Packers director-football operations Eliot Wolf said the big plays came from a combination of Yancey's ability to get deep as well as gain yards after the catch.
"He's got excellent hands," Wolf said. "Good speed, got behind defenders. He ran about a 4.5 but plays much faster than that. Really the size and strength were something that stood out to us."
Last season was the best of Yancey's four at Purdue, as he caught 49 passes for 951 yards, leading his team and ranking second in the Big Ten in yards and receiving TDs.
He wasn't invited to the NFL Scouting Combine, which Yancey said didn't bother him, but the snub still had an impact.
"It kind of motivated me to do well at my pro day," he said. "The further I got through the process, the more I wasn't worried about it."
He visited several teams in the pre-draft period, and he made a good impression on his trip through Green Bay.
"Really confident kid," Wolf said. "He thought he was a player from Day 1. With guys who don't get invited to the combine you don't always see that.
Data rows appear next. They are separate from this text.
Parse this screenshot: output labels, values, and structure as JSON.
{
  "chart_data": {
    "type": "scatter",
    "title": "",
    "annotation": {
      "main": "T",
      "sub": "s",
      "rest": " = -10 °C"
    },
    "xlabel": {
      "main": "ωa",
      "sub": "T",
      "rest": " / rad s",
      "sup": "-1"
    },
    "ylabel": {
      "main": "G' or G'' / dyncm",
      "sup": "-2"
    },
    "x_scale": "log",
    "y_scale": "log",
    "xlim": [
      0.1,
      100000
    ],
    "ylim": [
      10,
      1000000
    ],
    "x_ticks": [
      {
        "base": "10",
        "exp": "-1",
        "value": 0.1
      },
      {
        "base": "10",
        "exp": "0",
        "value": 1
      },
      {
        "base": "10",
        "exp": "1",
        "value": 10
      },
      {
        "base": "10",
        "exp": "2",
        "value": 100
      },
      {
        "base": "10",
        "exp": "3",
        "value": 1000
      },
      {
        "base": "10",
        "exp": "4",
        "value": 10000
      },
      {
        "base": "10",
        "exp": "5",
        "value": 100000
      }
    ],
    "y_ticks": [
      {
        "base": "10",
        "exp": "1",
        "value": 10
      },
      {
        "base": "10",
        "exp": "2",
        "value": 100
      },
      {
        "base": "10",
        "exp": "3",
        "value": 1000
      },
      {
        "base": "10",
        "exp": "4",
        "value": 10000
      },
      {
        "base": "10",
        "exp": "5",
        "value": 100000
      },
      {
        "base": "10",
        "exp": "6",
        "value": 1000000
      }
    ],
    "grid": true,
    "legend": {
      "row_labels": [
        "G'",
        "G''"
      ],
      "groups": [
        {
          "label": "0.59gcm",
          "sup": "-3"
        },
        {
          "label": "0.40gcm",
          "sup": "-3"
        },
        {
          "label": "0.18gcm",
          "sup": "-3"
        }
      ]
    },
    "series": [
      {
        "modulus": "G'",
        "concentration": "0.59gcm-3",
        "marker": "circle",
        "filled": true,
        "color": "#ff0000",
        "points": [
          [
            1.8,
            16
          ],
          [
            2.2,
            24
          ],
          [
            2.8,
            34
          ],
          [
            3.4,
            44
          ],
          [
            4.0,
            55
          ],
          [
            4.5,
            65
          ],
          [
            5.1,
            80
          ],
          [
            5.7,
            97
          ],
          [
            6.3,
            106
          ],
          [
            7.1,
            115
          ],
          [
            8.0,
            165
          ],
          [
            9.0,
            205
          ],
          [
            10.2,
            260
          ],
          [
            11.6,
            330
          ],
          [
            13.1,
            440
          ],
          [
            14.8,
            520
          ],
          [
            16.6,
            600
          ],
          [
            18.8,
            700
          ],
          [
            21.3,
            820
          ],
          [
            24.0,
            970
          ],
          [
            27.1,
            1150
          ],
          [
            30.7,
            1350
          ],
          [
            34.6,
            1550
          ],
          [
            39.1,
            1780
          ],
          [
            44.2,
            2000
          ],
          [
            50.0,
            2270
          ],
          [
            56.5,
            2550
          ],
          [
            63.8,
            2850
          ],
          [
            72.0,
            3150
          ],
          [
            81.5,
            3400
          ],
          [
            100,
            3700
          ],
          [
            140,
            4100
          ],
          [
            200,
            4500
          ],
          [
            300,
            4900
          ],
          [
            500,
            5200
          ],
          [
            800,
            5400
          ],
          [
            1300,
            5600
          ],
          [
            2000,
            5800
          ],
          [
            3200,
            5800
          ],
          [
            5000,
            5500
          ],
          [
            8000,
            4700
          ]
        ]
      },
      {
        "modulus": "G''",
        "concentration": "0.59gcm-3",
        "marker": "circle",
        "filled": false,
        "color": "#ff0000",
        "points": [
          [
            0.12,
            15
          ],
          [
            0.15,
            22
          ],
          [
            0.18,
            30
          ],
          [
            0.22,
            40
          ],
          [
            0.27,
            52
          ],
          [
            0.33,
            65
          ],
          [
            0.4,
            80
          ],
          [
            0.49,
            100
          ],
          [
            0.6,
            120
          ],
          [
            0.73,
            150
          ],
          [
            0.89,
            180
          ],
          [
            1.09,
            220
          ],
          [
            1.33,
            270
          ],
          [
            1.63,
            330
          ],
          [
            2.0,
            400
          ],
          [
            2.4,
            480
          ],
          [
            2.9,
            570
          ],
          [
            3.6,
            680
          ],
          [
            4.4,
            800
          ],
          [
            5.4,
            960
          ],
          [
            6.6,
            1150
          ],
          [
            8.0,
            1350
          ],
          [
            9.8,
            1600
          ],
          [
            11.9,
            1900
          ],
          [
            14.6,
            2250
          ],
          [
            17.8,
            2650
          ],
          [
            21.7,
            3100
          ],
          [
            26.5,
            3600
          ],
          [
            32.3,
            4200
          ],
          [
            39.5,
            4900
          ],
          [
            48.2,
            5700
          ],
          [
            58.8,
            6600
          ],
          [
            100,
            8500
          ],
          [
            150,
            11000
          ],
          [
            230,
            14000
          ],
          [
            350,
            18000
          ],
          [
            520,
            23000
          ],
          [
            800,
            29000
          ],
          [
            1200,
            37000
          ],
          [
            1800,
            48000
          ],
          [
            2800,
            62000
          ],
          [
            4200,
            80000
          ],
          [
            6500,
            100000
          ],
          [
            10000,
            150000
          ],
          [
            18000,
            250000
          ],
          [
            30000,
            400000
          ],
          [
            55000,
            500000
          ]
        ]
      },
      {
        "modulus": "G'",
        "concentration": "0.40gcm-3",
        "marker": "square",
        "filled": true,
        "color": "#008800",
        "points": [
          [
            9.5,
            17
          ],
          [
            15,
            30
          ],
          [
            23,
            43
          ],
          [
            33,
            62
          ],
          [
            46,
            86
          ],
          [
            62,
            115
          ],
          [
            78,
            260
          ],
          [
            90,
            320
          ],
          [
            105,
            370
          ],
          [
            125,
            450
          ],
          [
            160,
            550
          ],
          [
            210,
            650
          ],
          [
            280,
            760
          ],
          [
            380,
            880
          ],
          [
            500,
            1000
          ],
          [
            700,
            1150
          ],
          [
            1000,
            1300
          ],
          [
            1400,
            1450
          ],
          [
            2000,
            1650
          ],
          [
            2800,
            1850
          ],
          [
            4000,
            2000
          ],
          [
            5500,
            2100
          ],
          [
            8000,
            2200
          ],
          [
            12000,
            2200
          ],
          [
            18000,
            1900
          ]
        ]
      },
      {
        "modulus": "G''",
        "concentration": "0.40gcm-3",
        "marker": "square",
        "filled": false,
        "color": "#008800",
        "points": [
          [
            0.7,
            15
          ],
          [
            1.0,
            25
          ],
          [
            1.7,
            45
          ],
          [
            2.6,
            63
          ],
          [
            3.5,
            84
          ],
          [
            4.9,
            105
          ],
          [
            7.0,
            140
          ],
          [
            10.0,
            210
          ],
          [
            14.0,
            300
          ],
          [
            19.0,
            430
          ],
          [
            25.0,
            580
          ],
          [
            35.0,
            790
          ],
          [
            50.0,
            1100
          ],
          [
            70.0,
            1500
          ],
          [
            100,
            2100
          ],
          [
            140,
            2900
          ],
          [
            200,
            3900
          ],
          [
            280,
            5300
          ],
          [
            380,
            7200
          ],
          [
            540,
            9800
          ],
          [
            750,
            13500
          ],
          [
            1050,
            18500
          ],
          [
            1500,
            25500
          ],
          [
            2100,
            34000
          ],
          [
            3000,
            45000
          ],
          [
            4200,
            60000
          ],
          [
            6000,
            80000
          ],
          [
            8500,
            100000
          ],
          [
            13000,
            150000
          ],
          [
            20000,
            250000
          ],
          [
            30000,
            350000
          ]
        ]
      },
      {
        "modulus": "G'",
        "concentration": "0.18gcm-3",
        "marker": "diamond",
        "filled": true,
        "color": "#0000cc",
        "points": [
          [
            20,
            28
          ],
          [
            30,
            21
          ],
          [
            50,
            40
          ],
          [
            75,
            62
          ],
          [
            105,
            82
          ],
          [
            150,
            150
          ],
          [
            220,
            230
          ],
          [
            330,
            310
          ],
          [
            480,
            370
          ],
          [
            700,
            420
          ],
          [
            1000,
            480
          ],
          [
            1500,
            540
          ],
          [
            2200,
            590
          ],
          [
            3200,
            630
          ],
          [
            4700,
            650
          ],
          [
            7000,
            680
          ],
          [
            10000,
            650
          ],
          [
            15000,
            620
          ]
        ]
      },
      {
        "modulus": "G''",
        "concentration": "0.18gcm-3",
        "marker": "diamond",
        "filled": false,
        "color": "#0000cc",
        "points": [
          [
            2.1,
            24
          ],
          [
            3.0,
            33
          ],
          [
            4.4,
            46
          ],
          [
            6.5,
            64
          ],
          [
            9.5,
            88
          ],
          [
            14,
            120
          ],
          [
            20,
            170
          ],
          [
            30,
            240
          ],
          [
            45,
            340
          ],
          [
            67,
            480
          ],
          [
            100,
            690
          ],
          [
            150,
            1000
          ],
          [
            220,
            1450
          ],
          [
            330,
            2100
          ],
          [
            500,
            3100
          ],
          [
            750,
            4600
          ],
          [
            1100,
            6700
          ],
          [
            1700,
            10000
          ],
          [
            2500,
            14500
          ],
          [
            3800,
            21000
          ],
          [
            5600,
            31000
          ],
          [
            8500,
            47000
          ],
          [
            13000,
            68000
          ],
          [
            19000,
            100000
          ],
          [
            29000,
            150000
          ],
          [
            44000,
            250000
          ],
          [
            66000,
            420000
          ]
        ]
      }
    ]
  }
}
It's something that really stood out, and obviously the (game) video was good."
So is the thought of catching passes from Aaron Rodgers.
"That's a great idea," Yancey said, unable to hold back joyful laughter.
Jones was smiling, too, at the thought of joining Williams in Green Bay's backfield. The two met at the Senior Bowl, becoming friends, and they share an agent. When Williams was drafted by the Packers, he texted Jones to tell him he "was next."
Jones will be leaving his best friend and twin brother behind in El Paso, though. Alvin is a starting linebacker for UTEP, and the twins have been playing football together since age 5 in Clarksville, Tenn.
Their first youth football team? The Packers.
"That's pretty cool," Jones said.
So was Jones' final season at UTEP. He broke a 28-year-old single-season school record with 1,773 rushing yards, making him the program's all-time leading rusher with 4,114 career yards.
Just 5-9 but over 200 pounds, Jones topped 100 rushing yards 17 times in his college career, and he reached 200 a total of five times, both school marks.
"He consistently can beat the angle of the safety," Wolf said, regarding Jones' speed. "He had a lot of long runs for UTEP.
"He was a guy that didn't run small. He's 210 pounds, so the height is easier to overlook."
After a 1,300-yard, 11-TD season in 2014, an ankle injury cost him most of 2015 before he came back for a big finish in 2016, earning first-team All-Conference USA and third-team All-America honors. He scored 17 touchdowns, more than in his first three years combined.
"I got in the weight room, got bigger and stronger," Jones said of his time away from the game. "I gave it my all, gave everything, and it definitely paid off."
Jones, who began as a two-sport athlete at UTEP in football and basketball, added more than 600 yards receiving over the last three seasons. The pass-catching ability that will only help him as he begins his pro career in what's shaping up to be a competitive backfield now in Green Bay.
"I think I have great balance, a mix of power and speed, catch the ball well," he said. "I did it all – checkdowns, screens, down-the-field routes, corners, vertical routes, a little bit of everything."